Frank Wolf, wrong side of history

Correction below: The New Republic is most definitely not The National Review. I was thinking of an entirely different article. My mistake.

Frank Wolf thinks that the Justice Department should still be defending Section 3 of DOMA in court:

“Congress has a reason to be concerned” over the Justice Department’s decision not to defend the Defense of Marriage Act (DOMA), Rep. Frank Wolf (R-VA) said Tuesday.

Wolf told Attorney General Eric Holder at an appropriations subcommittee hearing that the Obama administration had abandoned its duty.

“It almost looks like a political decision,” Wolf said. “I think it’s inappropriate and it’s a bad decision.”

I can understand why he’s concerned. It means that if anyone is going to argue in defense of DOMA, it will have to be Congress. That will be an uncomfortable position to be in.

First, let’s clear up any lingering misconceptions resulting from uninformed statements by people who should know better. First, the Obama administration has not stopped enforcing DOMA, nor has DOMA been ruled unconstitutional; second, the decision to no longer defend it only concerns Section 3 of DOMA (the provision that denies federal benefits to same sex couples legally married under state law), not the entire act; third, an executive branch decision to no longer defend a law is not unprecedented; and fourth, the decision does not represent a change in the president’s views (he has always opposed DOMA), only a change in circumstance with regard to the cases under court review.

That change in circumstance is this: in previous cases in which the Justice Department has defended DOMA, the level of scrutiny had already been established by precedent in those courts. In these new cases, it has not. Therefore, anyone in the position of defending the law in these cases must first establish that the lowest level of scrutiny – rational basis review, which basically means that the government doesn’t have to come up with a reason for the discrimination in question – is the appropriate one. What the Justice Department is saying is that they don’t think that can be done anymore, given the changes in the legal landscape since the passage of DOMA in 1996 – but that Congress is welcome to try to do so if that is what they want to do.

What Congress will be required to argue, in order to establish that a rational basis standard is fine and dandy, and that heightened scrutiny is NOT warranted, is the following (adopting the Supreme Court language cited in the Justice Department memo:

1. That gay and lesbian people have NOT “suffered a history of discrimination”;

2. That gay and lesbian people do NOT “exhibit obvious, immutable, or distinguishing characteristics that define them as a discrete group”;

3. That gay and lesbian people do NOT constitute a group that “is a minority or is politically powerless”; and

4. That the characteristics distinguishing gay and lesbian people as a group have some important “relation to legitimate policy objectives or to an individual’s ‘ability to perform or contribute to society'”

You can see how uncomfortable it would be for anyone wishing to be taken seriously as a legislator or political leader to openly support these arguments. In fact, the proponents of Proposition 8 in California had a hard time finding witnesses to make them at all. Linda Hirshman, observing the pitiful failure of “culture war” arguments to stand up to the unblinking logic of cross examination, advises the Republican majority not to walk into this trap. And as one of those cross examiners, David Boies tells us, “the witness stand is a very lonely place.”

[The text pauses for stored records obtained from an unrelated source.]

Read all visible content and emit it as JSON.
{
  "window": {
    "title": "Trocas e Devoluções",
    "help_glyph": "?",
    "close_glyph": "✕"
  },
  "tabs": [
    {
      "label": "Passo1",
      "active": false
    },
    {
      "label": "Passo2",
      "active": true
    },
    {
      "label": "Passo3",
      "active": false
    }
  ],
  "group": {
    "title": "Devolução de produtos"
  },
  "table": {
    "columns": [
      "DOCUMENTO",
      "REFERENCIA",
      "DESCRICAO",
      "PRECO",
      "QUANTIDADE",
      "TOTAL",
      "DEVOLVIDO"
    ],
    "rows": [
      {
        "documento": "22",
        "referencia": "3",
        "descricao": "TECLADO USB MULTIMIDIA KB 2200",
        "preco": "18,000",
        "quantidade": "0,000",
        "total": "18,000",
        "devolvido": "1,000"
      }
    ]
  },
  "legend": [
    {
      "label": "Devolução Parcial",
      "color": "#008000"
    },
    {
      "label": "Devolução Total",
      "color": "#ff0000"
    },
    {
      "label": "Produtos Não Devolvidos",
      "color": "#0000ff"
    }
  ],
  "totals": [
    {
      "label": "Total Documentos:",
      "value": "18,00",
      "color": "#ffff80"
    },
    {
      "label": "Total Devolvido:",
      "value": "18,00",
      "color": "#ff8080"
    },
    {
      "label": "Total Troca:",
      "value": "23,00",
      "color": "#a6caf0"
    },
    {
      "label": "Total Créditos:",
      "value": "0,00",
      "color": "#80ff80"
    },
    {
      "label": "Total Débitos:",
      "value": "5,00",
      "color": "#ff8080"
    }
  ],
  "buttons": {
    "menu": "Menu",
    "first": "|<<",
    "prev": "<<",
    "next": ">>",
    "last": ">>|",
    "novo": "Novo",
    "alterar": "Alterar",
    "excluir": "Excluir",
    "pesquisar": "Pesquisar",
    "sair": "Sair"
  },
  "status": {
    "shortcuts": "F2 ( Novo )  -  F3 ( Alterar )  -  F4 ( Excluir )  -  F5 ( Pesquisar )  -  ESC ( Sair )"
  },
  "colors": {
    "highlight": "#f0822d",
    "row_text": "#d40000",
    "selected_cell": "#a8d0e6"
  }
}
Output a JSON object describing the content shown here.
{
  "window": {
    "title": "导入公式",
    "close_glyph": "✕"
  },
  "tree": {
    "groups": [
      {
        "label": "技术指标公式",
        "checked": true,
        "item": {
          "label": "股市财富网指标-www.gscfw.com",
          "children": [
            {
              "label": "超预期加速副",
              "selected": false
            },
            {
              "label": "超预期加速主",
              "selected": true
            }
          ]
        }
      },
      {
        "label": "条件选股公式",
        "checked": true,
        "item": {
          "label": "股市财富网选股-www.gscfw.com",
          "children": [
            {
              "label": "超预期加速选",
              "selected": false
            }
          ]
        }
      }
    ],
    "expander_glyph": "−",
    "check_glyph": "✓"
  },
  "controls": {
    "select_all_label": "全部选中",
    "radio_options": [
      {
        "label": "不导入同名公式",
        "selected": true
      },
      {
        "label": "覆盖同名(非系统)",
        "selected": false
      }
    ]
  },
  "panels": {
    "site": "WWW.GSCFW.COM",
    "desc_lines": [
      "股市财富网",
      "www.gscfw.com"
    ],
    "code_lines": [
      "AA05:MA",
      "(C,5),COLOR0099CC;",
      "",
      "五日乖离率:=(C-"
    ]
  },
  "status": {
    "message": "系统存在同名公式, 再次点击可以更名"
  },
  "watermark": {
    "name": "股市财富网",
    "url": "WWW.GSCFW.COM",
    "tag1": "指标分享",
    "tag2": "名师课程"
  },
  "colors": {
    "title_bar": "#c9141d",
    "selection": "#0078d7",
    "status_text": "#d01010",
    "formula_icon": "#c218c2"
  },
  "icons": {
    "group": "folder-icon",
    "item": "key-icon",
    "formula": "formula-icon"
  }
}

Since Mr. Wolf believes so strongly that the Justice Department should be making these ridiculous arguments, I can only conclude that he would be willing to make them himself. The ultimate irony has to be that his loooooong record in Congress is one that has contributed to the very conditions that make the arguments he feels compelled to make so patently ridiculous. He has for over thirty years voted in a way that codifies systematic discrimination against gay and lesbian people. He has opposed every bill that would end such discrimination, and thereby demonstrate the “political power” of the gay community. If opposition to allowing openly gay soldiers to serve in our military doesn’t define gay and lesbian people as a discrete group singled out on the basis of a distinguishing characteristic, I don’t know what would. Likewise, I can think of nothing that would demonstrate political powerlessness more than our inability to pass the Employment Non-Discrimination Act.

Walter Dellinger has a piece in the National Review New Republica publication which could hardly be more conservative in which he suggests this: “Those who have criticized the decision not to defend DOMA…have given too little consideration to what a brief defending the law would have to say, and what a brief declining to defend could say instead.” If Frank Wolf and others inclined to defend DOMA choose to continue down this misguided path, (to paraphrase Mr. Dellinger) history will not be kind.